A sessanta anni dalla sua introduzione, recentemente si è registrato un aumento di interesse sulla funzione dell’educazione civica nelle scuole. E c’è chi, come Ferruccio de Bortoli sul Corriere della Sera, lo ha collegato con l’esercizio del referendum, evidenziando due temi centrali: la partecipazione democratica e il ruolo decisivo della scuola. Entrambi richiamano l’importanza fondamentale dell’educazione, che rappresenta l’autentico nodo del cambiamento.
Sull’esistenza del ministero della democrazia diretta guidato da Riccardo Fraccaro non penso che finora siano stati tanti gli italiani ad accorgersene. E piuttosto che proporre di abbassare le percentuali sulla validità dei referendum, forse andrebbe prevista la soglia del 50 per cento per rendere valide le elezioni comunali e regionali, politiche ed europee. Bisognerebbe, quindi, andare in direzione esattamente opposta, appunto per concretizzare quel principio della partecipazione diretta che dovrebbe rendere i cittadini più consapevoli e capaci di controllare il potere pubblico. E questo vale sopratutto per rendere reale la partecipazione sulla Rete, dove si manifesta quello che Zygmunt Bauman e Byug-Chul Han hanno definito “effetto sciame”, in base al quale le ondate di indignazione e di partecipazione come velocemente si innalzano così rapidamente si spengono, dimostrando sullo sfondo che l’effetto politico dei like è prossimo allo zero.

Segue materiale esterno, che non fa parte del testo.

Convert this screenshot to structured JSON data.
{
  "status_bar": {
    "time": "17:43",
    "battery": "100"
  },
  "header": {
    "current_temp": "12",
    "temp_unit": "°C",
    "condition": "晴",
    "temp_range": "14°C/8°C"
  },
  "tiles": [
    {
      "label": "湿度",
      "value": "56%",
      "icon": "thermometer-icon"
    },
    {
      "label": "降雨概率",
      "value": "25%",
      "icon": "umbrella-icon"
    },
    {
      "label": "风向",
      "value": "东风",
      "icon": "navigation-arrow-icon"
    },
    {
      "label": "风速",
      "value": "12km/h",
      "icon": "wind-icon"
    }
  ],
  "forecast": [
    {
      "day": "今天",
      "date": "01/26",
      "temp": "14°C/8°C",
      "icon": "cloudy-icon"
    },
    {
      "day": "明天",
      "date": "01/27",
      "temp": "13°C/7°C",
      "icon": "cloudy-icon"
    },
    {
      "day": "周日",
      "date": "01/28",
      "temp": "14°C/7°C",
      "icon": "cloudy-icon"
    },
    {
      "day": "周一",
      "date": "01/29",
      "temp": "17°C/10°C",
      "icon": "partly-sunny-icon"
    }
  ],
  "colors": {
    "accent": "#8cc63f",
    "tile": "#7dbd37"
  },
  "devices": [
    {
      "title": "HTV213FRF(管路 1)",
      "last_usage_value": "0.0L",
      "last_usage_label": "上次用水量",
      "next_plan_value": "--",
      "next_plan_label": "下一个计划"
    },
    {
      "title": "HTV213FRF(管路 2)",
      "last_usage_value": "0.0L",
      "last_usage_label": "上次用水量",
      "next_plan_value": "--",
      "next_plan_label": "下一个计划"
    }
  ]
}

Per quanto riguarda la reintroduzione dell’educazione civica, l’Anci insieme ad altri ha raccolto 50 mila firme dando pratica attuazione al secondo comma dell’articolo 71 della Costituzione che prevede la presentazione di leggi da parte dei cittadini. In questo caso, trovo l’iniziativa – posso dirlo? – lievemente populista, poiché sarebbe bastata la proposta di uno qualsiasi dei 945 parlamentari per ottenere il medesimo risultato. Mi si potrebbe obiettare che l’autorevolezza dei deputati e senatori è piuttosto relativa poiché eletti su liste bloccate che li rendono talmente rappresentativi che sia il Presidente della Repubblica che il capo del governo – e cioè i ruoli istituzionali più rilevanti dello Stato – vengono individuati al di fuori di essi. Assegnare poi all’educazione civica, con tempi peraltro assai striminziti, una serie di compiti che riguarderebbero materie di innumerevoli corsi di laurea, non sembra il massimo dell’applicabilità.
Eppure quando nel 1958 il ministro della Pubblica Istruzione Aldo Moro propose l’istituzione di due ore mensili di educazione civica da assegnare al professore di storia, si seguiva una logica molto precisa, che richiamava un ordine del giorno approvato dalla Costituente nel dicembre del 1947: fare diventare materia di studio i valori della nostra legge istitutiva e attraverso questa attualizzare in modo trasversale tutti gli insegnamenti. Dopo sette decadi ci ritroviamo gli stessi problemi, accentuati da una crisi dell’istruzione che ha assunto proporzioni drammatiche, poiché non solo il 75 per cento dei nostri concittadini non sa interpretare una semplice frase nella nostra lingua ma il 27,9 per cento è considerato analfabeta funzionale: cioè non sa leggere, scrivere e far di conto. E sono le stesse persone che rispondono ai sondaggi, postano sui social e, sopratutto, votano.
Pertanto, seguendo l’intuizione dello statista pugliese, se vogliamo rendere l’educazione civica uno strumento che contribuisca a innovare l’istruzione scolastica, essa andrebbe orientata sullo studio della disinformazione. Solo in questo modo si può distinguere il vero dal falso, fronteggiando l’eccesso delle informazioni irrilevanti che distorcono la percezione della realtà. Appunto per questo, la disinformazione oggi probabilmente rappresenta la principale emergenza educativa e democratica di questo tempo. E quello che abbiamo sotto gli occhi ne è la logica conseguenza.